RESIDENT CDMX 2025

Perla Mata Chairez

MEXICO

 

Disobedience: Matter as Subject

Reconsidering painting from its materiality is what Perla Mata Chairez proposes in her most recent work; she paints with post-industrial waste.

For years, Perla has been reflecting on and creating pieces that respond to the presence and damage of the “cerro negro”, a mound of waste from silver extraction, in La Laguna, Coahuila, her hometown.

In the 1990s, numerous cases of people affected by heavy metals emerged in Torreón and the rest of La Laguna. In response, the extraction industry made adjustments so that lead would no longer be present in this jale (waste mound), which, in the open air, stands as a landmark in the city’s landscape, since its height exceeds 30 meters. The black material that constitutes the hill is contained only by a wall around its perimeter, not its volume. For this reason, given La Laguna’s characteristic dust storms, it spreads throughout the region: a black dust that is released into and inhabits streets, homes, clothing, parks, and is breathed in by the inhabitants of the comarca.
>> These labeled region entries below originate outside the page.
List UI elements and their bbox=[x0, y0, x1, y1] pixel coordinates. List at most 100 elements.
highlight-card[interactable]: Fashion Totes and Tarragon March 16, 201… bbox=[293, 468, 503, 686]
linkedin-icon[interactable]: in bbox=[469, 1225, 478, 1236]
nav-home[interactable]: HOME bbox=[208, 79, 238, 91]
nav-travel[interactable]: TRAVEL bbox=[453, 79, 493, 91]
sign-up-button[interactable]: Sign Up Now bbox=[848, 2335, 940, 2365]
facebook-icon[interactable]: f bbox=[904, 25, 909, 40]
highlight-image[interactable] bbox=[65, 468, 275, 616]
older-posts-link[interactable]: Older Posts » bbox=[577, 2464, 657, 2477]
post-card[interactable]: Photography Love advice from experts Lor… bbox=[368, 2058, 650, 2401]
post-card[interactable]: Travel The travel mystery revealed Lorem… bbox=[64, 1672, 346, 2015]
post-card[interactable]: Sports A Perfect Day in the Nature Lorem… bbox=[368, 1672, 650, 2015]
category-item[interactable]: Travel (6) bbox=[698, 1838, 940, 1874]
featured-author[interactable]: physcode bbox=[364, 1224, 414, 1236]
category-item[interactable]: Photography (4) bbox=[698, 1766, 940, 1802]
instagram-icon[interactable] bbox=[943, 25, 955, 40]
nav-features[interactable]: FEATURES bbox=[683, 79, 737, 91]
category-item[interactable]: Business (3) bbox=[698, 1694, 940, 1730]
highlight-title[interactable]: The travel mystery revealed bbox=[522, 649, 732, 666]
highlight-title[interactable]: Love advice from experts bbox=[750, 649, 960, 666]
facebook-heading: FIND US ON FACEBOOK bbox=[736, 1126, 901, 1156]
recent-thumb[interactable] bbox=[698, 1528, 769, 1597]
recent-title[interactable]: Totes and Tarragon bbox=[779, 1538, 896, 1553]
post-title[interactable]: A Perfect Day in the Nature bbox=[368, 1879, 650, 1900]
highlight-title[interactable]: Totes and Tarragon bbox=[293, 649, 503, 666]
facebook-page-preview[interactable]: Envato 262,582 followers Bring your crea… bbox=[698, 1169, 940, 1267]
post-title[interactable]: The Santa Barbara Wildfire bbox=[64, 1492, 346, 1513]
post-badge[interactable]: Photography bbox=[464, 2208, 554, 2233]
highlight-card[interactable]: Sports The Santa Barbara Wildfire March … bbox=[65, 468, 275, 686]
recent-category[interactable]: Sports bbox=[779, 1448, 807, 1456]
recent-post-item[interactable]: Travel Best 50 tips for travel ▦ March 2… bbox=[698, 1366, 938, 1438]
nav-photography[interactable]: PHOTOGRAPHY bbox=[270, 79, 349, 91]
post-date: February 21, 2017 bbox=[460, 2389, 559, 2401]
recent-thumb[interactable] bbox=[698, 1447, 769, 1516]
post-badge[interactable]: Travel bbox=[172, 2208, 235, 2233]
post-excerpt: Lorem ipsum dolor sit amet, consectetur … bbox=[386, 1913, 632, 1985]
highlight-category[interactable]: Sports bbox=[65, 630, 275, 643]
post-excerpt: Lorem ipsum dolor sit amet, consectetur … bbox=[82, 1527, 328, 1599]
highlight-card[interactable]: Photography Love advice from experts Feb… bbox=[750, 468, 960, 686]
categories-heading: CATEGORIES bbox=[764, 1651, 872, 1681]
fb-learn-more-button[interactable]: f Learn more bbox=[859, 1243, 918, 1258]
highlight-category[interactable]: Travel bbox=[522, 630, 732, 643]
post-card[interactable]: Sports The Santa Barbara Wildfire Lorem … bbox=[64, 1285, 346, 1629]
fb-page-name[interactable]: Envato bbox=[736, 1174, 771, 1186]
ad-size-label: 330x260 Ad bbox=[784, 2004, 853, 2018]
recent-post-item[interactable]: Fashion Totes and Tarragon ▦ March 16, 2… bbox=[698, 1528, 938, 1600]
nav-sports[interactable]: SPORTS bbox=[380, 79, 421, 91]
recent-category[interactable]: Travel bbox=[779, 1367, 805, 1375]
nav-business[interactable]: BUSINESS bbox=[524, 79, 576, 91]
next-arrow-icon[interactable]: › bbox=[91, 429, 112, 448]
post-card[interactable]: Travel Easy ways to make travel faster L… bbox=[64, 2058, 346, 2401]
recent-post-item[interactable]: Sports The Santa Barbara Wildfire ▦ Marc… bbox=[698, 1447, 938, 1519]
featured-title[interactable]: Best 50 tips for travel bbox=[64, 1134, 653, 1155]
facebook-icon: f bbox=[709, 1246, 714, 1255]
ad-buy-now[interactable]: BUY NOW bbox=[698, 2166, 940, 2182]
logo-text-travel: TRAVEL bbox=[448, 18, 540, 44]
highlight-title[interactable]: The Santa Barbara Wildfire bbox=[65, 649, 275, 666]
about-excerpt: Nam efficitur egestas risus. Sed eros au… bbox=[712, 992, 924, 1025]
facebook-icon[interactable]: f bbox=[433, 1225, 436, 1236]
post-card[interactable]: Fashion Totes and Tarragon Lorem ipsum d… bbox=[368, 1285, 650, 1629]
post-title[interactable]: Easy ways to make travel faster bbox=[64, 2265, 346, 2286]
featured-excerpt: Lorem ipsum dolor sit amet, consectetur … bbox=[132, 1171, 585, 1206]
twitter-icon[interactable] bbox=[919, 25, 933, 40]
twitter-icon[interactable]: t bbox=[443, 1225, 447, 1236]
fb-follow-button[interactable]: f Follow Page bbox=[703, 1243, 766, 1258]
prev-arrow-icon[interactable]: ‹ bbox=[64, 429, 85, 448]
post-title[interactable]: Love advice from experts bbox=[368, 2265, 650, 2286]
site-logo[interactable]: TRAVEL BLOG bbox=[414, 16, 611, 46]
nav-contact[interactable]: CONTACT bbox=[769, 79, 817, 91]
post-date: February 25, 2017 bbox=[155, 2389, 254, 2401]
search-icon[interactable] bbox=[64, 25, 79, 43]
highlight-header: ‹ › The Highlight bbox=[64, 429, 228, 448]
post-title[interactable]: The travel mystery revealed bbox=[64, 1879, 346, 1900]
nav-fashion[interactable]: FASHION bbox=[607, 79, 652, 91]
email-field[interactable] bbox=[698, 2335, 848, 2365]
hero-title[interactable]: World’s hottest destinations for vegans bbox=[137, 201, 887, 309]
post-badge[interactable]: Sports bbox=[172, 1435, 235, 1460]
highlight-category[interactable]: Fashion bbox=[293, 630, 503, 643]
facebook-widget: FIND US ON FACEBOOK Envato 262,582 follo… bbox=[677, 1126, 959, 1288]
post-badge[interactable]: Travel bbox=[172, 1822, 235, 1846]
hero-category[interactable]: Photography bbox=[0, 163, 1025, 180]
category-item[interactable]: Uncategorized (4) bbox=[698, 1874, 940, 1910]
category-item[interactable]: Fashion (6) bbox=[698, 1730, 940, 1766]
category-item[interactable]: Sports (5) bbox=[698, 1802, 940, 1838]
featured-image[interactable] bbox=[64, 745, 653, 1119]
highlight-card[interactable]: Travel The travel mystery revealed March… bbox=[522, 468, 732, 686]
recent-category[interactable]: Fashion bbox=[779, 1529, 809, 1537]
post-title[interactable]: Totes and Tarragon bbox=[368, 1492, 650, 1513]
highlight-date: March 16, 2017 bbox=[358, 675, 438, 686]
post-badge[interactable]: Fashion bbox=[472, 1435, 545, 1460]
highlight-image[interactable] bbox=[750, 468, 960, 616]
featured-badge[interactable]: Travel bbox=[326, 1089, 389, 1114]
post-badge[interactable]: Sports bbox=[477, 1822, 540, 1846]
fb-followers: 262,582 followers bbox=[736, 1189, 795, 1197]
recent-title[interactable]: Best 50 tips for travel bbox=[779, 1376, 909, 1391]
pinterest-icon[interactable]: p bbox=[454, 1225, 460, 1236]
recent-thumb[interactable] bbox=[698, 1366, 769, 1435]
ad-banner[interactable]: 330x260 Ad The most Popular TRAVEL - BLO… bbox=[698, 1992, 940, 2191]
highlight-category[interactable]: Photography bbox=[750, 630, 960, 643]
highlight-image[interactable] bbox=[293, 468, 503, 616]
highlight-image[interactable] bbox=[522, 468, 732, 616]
This phenomenon of the “cerro negro” captivates Perla’s awareness and sensitivity, because of its color, its presence as a mark imprinted on the environment, its effects on the body, and its mobility through the radical freedom of the wind.

During her residency at Lagos, Perla has developed another format to manifest the black dust within her paintings: a disobedient performativity of pictorial presentation. On one hand, she softens the edges, liberating the work from its frame; on the other, in a gesture of tension, a stretched canvas is displaced and presented as worked on both sides. Finally, she positions the work horizontally, as a research table where, with a magnifying glass, we can closely observe the material’s behavior.

Captivated by the resistance of post-industrial dust to being contained, by its mobility, by how it spreads across the region, and by its “aliveness”, when used as pigment in painting, the dampened dust floats momentarily in the liquid and, once spread on the canvas, moves according to its own nature, hardly manipulated by the hand, Perla seeks fidelity, resonance, and situated knowledge with the material principle. She formulates three actions that involve painted canvases, space, and body. She provokes another disposition, different from the conventional, to approach the work; she allows us to reformulate the traditional pictorial format. She leads us on a path: to walk around the piece, to see it in its totality, front and back, and to bend down to observe in detail the particles and their beauty.

There is a reflective provocation between the Micro and the Macro, between the mechanisms of power that operate on identity and territory; especially in the video, which, in the form of a letter, Perla establishes a dialogue with the residue as a shared journey. With both emotion and distance, she provokes clarity. Like a play of subjectivities and declarations that rename, from the invisible everyday, the small dust, to what is embodied in art, matter itself as a subject of resistance.